Hujan selalu lekat dengan orang-orang yang merindu, orang-orang yang pernah kehilangan, orang-orang yang terbuang.


Di hati Fafa hujan adalah jelmaan Putri Hujan di masa lalunya. Tidak ada yang bisa menggantikan Putri Hujan.  Malam jadi Fafa, siang jadi Ojan. Saat dalam perut ia adalah Fauzan. Putri Hujan yang dulu pernah jadi incaran, pernah jadi segalanya kini hanya jadi kenangan. Fafa masih tetap sendiri bersama bayangan, sementara Putri Hujan mungkin sudah bersama yang lain. Fafa hanya kenangan yang mengikuti dibelakang. Tak pernah dilihat atau diingat lagi. Namanya masa lalu akan selalu ada di belakang. Ia tak pernah menang, masa depan dialah sejatinya pemenang. 


 “Cinta bukan selalu perkara yang menginginkan balasan. Bukan pula perkara keinginan untuk selalu bersama. Lalu cinta itu apa? Mengikhlaskan dan melihat orang lain bahagia. Itu cinta.”


Fenomena jomblo dan kesendiran tidak pernah lekang oleh zaman. Setidaknya dimataku selagi masih ada anak muda, jomblo akan selalu ada. Toh yang biasa membesar-besarkan hal nggak penting jadi hits kan anak muda juga.

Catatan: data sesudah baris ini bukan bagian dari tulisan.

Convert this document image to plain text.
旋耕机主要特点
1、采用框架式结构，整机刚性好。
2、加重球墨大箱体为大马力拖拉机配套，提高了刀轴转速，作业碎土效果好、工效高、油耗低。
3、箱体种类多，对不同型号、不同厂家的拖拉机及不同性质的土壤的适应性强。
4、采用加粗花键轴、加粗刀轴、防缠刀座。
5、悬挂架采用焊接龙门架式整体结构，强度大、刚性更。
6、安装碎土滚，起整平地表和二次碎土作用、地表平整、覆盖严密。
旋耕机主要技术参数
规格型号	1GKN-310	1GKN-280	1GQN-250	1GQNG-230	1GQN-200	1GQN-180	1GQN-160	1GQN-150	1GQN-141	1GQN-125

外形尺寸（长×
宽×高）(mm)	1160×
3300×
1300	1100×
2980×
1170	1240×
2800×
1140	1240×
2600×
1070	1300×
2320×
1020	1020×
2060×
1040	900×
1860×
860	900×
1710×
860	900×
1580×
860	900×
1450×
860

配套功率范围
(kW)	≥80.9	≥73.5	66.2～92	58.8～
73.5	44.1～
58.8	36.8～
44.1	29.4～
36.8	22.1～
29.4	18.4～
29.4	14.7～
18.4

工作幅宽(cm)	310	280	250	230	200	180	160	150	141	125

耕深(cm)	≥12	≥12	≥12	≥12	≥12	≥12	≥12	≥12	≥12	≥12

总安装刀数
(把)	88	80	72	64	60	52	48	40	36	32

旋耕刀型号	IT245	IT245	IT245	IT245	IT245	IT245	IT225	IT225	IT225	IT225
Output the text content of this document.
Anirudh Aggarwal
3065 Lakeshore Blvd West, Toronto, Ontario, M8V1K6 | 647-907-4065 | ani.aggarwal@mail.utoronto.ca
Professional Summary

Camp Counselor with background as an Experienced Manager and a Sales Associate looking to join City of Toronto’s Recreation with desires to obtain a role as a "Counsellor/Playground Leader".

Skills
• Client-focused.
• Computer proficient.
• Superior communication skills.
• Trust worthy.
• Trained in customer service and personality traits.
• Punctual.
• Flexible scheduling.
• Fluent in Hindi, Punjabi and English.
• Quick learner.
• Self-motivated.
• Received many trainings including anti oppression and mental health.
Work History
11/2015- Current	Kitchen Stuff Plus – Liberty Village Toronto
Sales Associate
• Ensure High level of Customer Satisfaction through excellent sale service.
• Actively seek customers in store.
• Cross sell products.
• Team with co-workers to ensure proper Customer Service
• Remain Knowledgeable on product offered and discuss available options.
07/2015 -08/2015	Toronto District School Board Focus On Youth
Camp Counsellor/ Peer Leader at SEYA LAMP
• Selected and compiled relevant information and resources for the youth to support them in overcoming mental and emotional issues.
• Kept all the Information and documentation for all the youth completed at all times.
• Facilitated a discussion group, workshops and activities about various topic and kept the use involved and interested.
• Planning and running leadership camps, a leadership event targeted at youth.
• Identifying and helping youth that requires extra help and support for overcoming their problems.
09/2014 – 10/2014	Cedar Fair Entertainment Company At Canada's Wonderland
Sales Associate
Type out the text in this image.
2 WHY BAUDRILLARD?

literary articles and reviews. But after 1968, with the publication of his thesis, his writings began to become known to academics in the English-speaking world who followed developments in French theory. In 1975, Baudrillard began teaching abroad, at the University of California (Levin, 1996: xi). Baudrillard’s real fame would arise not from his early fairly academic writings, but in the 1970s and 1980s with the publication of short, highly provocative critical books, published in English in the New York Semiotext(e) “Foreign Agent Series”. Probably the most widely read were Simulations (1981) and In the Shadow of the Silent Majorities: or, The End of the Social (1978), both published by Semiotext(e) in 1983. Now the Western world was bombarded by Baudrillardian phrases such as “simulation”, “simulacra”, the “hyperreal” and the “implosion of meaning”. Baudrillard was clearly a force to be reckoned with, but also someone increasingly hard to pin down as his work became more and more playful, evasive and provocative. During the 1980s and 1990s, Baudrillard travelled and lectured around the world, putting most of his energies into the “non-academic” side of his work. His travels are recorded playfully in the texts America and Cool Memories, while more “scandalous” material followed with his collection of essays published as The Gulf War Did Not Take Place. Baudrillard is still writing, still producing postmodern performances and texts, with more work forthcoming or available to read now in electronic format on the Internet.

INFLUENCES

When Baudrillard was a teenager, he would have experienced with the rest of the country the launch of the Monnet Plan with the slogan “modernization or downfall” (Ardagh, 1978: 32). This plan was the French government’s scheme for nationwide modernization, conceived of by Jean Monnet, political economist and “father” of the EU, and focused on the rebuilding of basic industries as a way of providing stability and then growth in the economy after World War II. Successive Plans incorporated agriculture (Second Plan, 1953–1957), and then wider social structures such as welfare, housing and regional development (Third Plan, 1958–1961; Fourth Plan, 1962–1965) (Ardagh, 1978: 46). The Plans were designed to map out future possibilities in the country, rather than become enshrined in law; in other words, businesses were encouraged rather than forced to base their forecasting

Sebenarnya kenapa kesendirian jadi masalah? Karena bagi sebagian besar orang memiliki pasangan adalah sumber utama kebahagiaan. Kalau Cuma sendiri, hidup jadi sepi. Bayangan-bayangan masa lalu dan pikiran kotor menyusupi kalau diri hanya berteman seorang diri. Orang-orang sekitar kadang dalam suatu geng pertemanan mengompor-ngompori ‘Kapan jadian? Sampai kapan digantungin? Nggak bosan sendiri?. Dan pamungkasnya adalah ‘Kapan nikah?’. Nyesek nggak sih kalau orang terdekat membicarakan hal-hal sepele seperti? Apalagi kalau dilakukan secara masif hingga merambah meme di sosial media. Miris sob lama-lama lihatnya.


“Kenapa orang-orang selalu ingin tahu perihal orang lain sudah menikah atau belum, atau punya pacar atau tidak? Apa urusan mereka?’ – dikutip dari My Name Is Kim Sam Soon


Orang-orang seringkali lupa memikirkan kenapa temannya tidak jua ‘berdua’ atau dekat dengan seseorang. Pacaran bukan status resmi, yang resmi dan legal itu pernikahan. Tidak pacaran bukan berarti ditinggalkan zaman toh? Lebih baik orang-orang seperti ini yang hobi mencampuri urusan orang lain urusi saja dirinya sendiri. Seperti tidak ada kegiatan lain yang bisa mereka lakukan, misal berburu klakson telolet.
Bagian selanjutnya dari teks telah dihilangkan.